The power of mind sports: more than just puzzles

I’ve never really taken my mind sports side very seriously. It is, basically, just doing puzzles. On the one hand, the one I use for “intelligence” competitions, logic puzzles. On the other hand, the one I use for “creative thinking” competitions, thinking up eschatological quantities of utterly useless weird stuff.

But then I was thinking about it. Get someone doing basic creativity puzzles – how many uses can you think of for a “…” (a burst balloon, say) or exponentially better, for “a … and a …” (a burst balloon and an empty honey jar to give a very famous example) so they have to think of uses that somehow combine two things. All just silly fun, getting people good at nothing more than “thinking up eschatological quantities of utterly useless weird stuff.”

medal 2Then show someone say the “3 hat problem”. Which goes like this – I’m sure you all know a version. (To clarify parameters for all my fellow pedants, all people involved can see, and can hear, and can speak. There are only the number of people involved who are specified. All have basic logical skills. The knowledge of the nature of the problem is communicated in some way that has no material impact on the problem). There are three people, each of whom is wearing a single hat. The people are lined up one behind the other and facing the same way so that each can see only the hat or hats of the person in front. They know that there are 2 white hats and one black hat; or two black hats and one white hat. As soon as a person has worked out what colour hat they are wearing they must shout out “eureka.”

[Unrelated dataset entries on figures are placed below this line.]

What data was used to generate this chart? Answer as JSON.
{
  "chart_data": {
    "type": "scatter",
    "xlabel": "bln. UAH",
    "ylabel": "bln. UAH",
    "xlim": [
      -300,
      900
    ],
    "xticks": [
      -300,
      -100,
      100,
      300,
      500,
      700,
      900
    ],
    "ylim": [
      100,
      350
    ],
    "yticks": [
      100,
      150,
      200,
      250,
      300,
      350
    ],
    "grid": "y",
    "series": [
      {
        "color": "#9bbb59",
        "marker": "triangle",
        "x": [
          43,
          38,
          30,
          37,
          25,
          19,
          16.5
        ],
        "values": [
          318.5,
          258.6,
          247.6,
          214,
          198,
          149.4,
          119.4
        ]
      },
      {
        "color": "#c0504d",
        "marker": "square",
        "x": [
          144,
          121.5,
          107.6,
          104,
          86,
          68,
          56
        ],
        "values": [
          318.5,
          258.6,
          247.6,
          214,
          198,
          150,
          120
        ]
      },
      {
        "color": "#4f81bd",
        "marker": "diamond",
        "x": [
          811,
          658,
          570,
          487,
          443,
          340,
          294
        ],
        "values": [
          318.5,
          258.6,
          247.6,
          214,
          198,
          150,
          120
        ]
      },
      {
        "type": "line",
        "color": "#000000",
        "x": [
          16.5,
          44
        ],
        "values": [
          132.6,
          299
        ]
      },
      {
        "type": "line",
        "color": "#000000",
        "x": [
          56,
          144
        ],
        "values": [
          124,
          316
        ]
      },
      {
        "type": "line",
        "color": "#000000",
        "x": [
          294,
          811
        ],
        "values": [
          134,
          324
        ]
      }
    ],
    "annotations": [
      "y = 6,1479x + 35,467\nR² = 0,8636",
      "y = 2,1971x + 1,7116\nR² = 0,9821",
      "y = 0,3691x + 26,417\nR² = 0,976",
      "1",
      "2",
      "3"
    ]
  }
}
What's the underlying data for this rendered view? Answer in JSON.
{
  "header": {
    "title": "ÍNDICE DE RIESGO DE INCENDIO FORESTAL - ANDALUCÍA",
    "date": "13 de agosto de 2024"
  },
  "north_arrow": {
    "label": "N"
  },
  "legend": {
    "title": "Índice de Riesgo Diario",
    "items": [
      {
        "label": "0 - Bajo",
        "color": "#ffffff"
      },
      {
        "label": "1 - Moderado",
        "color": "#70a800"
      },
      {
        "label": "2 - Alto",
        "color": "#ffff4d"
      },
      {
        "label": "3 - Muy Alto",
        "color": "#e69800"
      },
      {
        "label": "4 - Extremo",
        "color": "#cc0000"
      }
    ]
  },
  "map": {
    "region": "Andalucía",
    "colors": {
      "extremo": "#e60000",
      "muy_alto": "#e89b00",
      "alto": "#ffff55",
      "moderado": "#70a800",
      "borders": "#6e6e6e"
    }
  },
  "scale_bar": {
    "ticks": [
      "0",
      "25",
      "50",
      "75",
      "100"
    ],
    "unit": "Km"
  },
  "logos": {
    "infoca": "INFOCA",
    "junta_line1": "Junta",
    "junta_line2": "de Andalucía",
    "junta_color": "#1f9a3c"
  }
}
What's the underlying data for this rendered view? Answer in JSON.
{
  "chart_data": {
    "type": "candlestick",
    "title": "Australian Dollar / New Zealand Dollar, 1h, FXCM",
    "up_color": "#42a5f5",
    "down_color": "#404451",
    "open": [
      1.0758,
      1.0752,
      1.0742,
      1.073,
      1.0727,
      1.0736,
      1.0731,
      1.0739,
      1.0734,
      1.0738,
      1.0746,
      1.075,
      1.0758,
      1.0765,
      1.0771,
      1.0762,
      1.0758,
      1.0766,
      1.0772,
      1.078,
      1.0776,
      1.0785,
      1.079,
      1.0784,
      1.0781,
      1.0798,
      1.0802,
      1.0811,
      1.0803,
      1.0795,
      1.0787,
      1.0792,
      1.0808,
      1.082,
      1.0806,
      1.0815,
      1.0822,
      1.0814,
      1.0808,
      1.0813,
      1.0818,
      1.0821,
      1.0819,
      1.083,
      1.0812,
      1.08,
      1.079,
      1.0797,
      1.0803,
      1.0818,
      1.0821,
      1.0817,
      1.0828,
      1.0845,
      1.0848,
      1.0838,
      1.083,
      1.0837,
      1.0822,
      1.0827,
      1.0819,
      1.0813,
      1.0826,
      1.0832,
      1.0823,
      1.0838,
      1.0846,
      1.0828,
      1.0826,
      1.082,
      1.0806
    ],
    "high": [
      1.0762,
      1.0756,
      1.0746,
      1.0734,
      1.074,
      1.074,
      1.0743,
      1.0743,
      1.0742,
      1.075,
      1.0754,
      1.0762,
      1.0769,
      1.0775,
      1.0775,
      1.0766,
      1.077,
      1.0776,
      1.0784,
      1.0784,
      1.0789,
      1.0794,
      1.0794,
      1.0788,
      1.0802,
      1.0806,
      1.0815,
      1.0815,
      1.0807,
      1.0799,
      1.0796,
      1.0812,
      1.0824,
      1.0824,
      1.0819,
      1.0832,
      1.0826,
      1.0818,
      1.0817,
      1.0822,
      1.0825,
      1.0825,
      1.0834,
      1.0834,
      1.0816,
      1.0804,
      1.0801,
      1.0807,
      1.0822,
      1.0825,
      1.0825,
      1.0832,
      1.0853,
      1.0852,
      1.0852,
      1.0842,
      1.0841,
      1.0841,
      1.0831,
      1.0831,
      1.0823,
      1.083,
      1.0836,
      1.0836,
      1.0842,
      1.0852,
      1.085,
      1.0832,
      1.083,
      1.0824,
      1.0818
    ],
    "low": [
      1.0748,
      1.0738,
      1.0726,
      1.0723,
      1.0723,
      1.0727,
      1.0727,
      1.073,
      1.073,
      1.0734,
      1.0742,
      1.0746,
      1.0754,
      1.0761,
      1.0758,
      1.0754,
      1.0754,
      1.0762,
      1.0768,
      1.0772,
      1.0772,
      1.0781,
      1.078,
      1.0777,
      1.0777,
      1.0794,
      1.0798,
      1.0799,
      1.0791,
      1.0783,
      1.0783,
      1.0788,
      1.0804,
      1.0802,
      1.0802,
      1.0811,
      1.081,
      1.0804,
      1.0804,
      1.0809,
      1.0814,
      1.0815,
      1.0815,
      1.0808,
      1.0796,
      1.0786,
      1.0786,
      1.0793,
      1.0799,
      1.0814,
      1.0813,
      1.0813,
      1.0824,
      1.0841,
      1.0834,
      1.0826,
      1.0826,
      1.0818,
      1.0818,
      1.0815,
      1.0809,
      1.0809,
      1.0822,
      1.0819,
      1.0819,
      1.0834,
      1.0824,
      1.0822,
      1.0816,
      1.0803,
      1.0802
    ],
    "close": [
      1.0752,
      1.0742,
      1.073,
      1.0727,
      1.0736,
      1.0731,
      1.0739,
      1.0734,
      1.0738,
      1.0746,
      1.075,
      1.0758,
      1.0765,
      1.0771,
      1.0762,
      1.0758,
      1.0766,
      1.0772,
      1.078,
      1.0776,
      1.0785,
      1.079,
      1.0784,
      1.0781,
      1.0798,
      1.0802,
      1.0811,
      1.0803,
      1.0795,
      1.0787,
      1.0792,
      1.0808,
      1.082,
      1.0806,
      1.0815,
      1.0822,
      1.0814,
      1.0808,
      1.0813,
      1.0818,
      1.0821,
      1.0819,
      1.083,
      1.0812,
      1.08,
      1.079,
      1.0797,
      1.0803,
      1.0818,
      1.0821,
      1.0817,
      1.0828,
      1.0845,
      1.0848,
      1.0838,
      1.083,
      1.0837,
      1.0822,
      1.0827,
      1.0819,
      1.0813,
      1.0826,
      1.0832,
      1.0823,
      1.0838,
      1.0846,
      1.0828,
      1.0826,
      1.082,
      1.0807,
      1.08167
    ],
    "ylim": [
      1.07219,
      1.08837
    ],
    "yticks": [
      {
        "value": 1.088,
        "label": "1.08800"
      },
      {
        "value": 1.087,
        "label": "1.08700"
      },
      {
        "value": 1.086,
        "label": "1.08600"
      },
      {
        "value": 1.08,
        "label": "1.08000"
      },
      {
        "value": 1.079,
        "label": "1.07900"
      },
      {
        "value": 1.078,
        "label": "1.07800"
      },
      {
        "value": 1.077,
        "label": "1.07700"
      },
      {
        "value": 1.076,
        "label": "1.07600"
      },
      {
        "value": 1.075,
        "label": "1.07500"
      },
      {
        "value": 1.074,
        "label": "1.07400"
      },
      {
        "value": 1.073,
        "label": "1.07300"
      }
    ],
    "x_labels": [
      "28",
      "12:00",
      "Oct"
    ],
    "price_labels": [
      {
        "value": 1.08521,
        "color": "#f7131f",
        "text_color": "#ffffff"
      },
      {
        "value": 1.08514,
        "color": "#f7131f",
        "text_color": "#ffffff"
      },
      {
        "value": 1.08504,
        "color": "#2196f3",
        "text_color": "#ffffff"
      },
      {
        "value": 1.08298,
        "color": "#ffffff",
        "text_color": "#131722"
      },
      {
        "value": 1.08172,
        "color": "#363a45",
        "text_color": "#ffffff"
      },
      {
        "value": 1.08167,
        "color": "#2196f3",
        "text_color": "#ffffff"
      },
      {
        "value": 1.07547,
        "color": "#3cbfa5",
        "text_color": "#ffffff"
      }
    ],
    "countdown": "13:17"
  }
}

The puzzle is this. You are the person in the middle. Do you call out “eureka or not?”

This is what I call creative

This is what I call creative

The answer is very simple, and if you know the problem you will get it instantaneously. If you don’t, then you may be flummoxed for a moment until you think it through. Your thoughts might start – “I can only see one hat. I can’t deduce anything from that. I could be wearing either. At some stage you have the “aha!” moment – the puzzle isn’t just about you. There are two more people involved, both of whom are puzzling too. Sadly, all is lost for the front person. But what about the person at the back. They can see your hat AND the hat of fronty. If the two of you are wearing different colour hats, back person is clueless – they could be wearing either. But if you and fronty are wearing the same, then backstop *knows* they are wearing the other colour, so they shout out.

What that means is this – if back person says “eureka” you know you are wearing the same colour hat as the one you see in front of you. If back person says nothing you *know* that’s because they’re clueless, and they are clueless because you’re wearing the opposite to the person in front. *Either way*, you know which colour you are wearing.

The 3 hat problem is a really fun logic puzzle. But it also teaches a really important idea – the information you have in many situations is more than just what you can observe. It includes what other people can observe, and the inferences they draw from them. Sometimes, other people’s silence can be the key piece that solves a puzzle.

Now do this. Put those two “what to do on a rainy afternoon” fun things together. Ask not about honey jars and balloons but “how many other situations might there be in which the key piece of information is something I can’t know but someone else does, and where I must combine my knowledge with what I can deduce about their knowledge?”

Add to that some flourishes – the celebration of failure, for example, which goes with creative thinking. It doesn’t matter how ridiculous the ideas you generate might be – just get them out there. The more the better – you can come back and evaluate whether they’re daft, useless, or even utterly inaccurate examples, later. Then crowdsource – ask other people to come up with ideas. And then pick each others ideas apart. Move the ones that don’t work to the bottom of the table – without discarding altogether. Maybe someone can build it into something better. Expand, play, modify.

And before you know where you are you will have ended up with some incredibly interesting questions – and you will have figured out exactly what data you need to gather in order to test them – including data you may have completely overlooked had you not come at it this way. Now you can get experimenting.

So, these fun little diversions turn out, when you apply them and do the creative thing – stuff them together – to provide you with the raw materials for an immensely powerful toolkit. Maybe there’s something in them after all.